Considering there's a fine line between honest hard work and burnout, open communication is key in preventing employees from falling apart.

Encourage your team to discuss their feelings with you. An "off the record" approach where they can really let loose could be valuable, for example. It can be difficult always maintaining a veneer of professionalism. Thus, it might be fruitful to let employees shoot from the hip.

Since your employees are the ones experience the rigors of workplace struggles, they can provide keen insights. You simply need to listen.

That doesn't mean you have to acquiesce to every suggestion. But a simple venting session can both help you adjust leadership methods while relieving a tremendous amount of stress and anxiety for your staff.

Accurate Job Descriptions

You could be the most understanding employer who's in tune with your team's needs, but if somebody is forced into tasks outside of their skill set, they're going to burn out.

It starts at the very beginning. A proper job description with an accurate depiction of the tasks.

It may sound redundant, but inaccurate job descriptions are more prevalent than you'd think. Also, if roles aren't distinctly defined in descriptions, an employee is far more likely to feel over-extended because they're wasting hours working on tasks far beyond their grasp.

When a team member is thrown into tasks well outside of their purview, they're going to become stressed. This stress leads to burnout.

Promoting Work-Life Balance

It's not uncommon to want employees thinking about your business — and how to improve it — all of the time.

But the real world isn't Mad Men. And regular 18-hour shifts aren't necessarily what you need to drive employee production. Your staff has family, friends, and interests that contribute to their overall health and productivity as individuals.

As a result, there are many companies nowadays that don't allow employees to stay past their 9-5 shift-only doling out enough work to fit the confines of those hours.

What it really comes down to, however, is being intuitive. It's paramount for HR and team leads to monitor whether or not your employee is striking an ideal work-life balance.

Don't think you need to worry about work-life balance in your business? Well, according to Small Business Trends, 66% of full-time employees say they don't have a good work-life balance. This led to 41% of workplaces claiming high turnover and burnout/fatigue.
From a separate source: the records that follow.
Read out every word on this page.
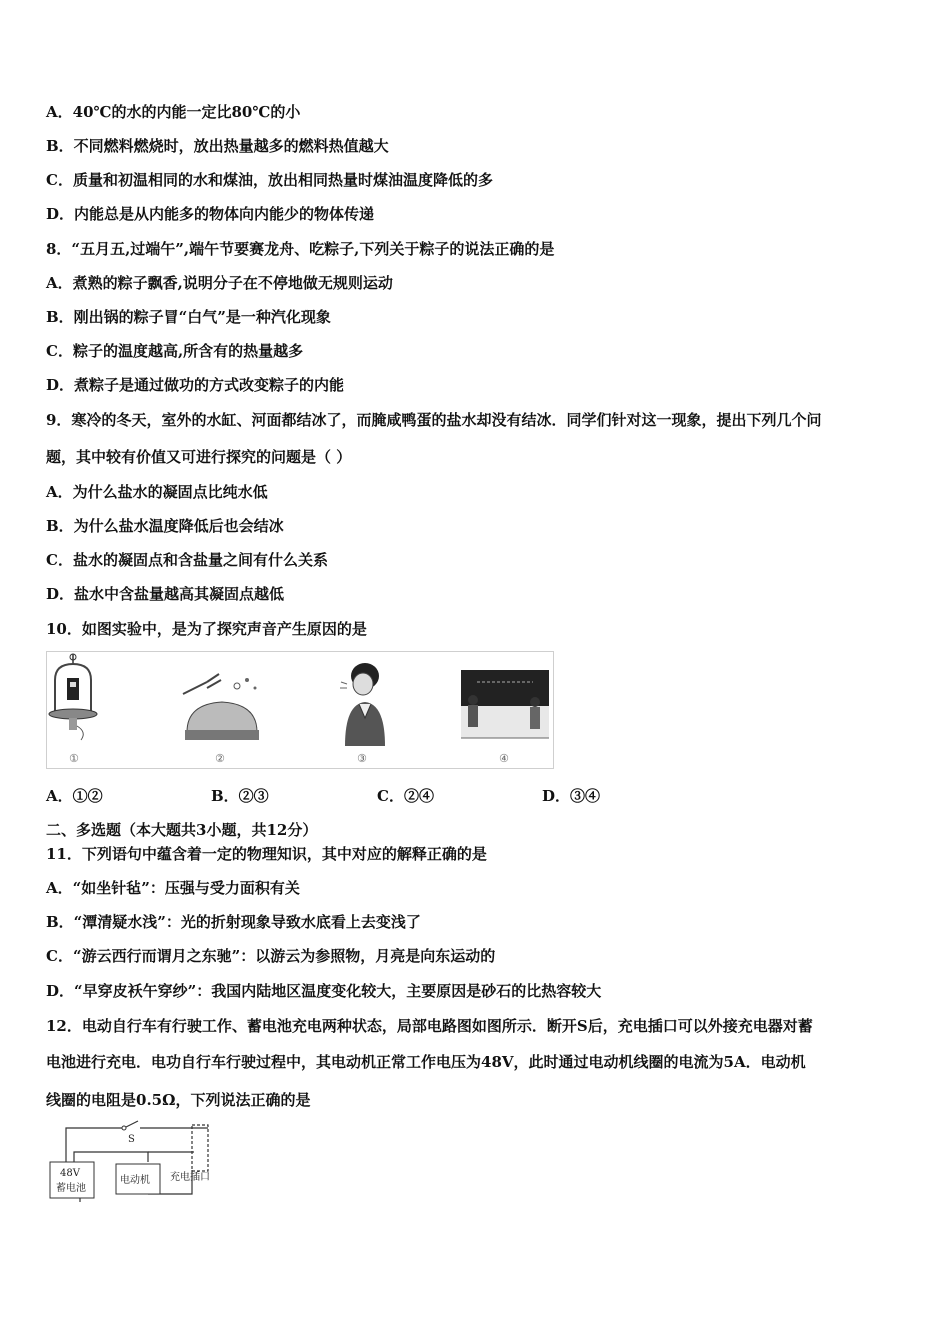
A．40℃的水的内能一定比80℃的小
B．不同燃料燃烧时，放出热量越多的燃料热值越大
C．质量和初温相同的水和煤油，放出相同热量时煤油温度降低的多
D．内能总是从内能多的物体向内能少的物体传递
8．“五月五,过端午”,端午节要赛龙舟、吃粽子,下列关于粽子的说法正确的是
A．煮熟的粽子飘香,说明分子在不停地做无规则运动
B．刚出锅的粽子冒“白气”是一种汽化现象
C．粽子的温度越高,所含有的热量越多
D．煮粽子是通过做功的方式改变粽子的内能
9．寒冷的冬天，室外的水缸、河面都结冰了，而腌咸鸭蛋的盐水却没有结冰．同学们针对这一现象，提出下列几个问
题，其中较有价值又可进行探究的问题是（ ）
A．为什么盐水的凝固点比纯水低
B．为什么盐水温度降低后也会结冰
C．盐水的凝固点和含盐量之间有什么关系
D．盐水中含盐量越高其凝固点越低
10．如图实验中，是为了探究声音产生原因的是
①	②	③	④
A．①②	B．②③	C．②④	D．③④
二、多选题（本大题共3小题，共12分）
11．下列语句中蕴含着一定的物理知识，其中对应的解释正确的是
A．“如坐针毡”：压强与受力面积有关
B．“潭清疑水浅”：光的折射现象导致水底看上去变浅了
C．“游云西行而谓月之东驰”：以游云为参照物，月亮是向东运动的
D．“早穿皮袄午穿纱”：我国内陆地区温度变化较大，主要原因是砂石的比热容较大
12．电动自行车有行驶工作、蓄电池充电两种状态，局部电路图如图所示．断开S后，充电插口可以外接充电器对蓄
电池进行充电．电功自行车行驶过程中，其电动机正常工作电压为48V，此时通过电动机线圈的电流为5A．电动机
线圈的电阻是0.5Ω，下列说法正确的是
S
48V
蓄电池
电动机 充电插口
So, no matter how great you think your company is, the work-life balance of employees is always worth assessing.

Pushing Teamwork

Co-worker relationships can provide the emotional support necessary to prevent burnout. If individuals don't have the support of their team, they could crumble under pressure. Think about it, one employee is far more likely to burn out if the weight of assignment rests solely on their shoulders.

Furthermore, according to Globoforce, 74% of surveyed employees who hadn't celebrated accomplishments with their co-workers said they are more likely to leave their jobs.

Foster colleague relationships is a must when nullifying burnout in the workplace.

Conclusion

Employee burnout can really hurt a business's overall productivity.

The statistics are truly staggering when considering the number of people citing burnout at their current job, whether it's due to factors such as poor communication, vague job descriptions, uneven work-life balance, or a lack of teamwork.

Taking strikes to ensure company culture isn't a direct catalyst to employee burnout takes immense devotion, but it's not impossible.

It's just a matter of watching out for the right things and utilizing the correct techniques. Then, your employees will be more inclined to produce because they'll feel refreshed, rewarded, and always ready to put their best foot forward.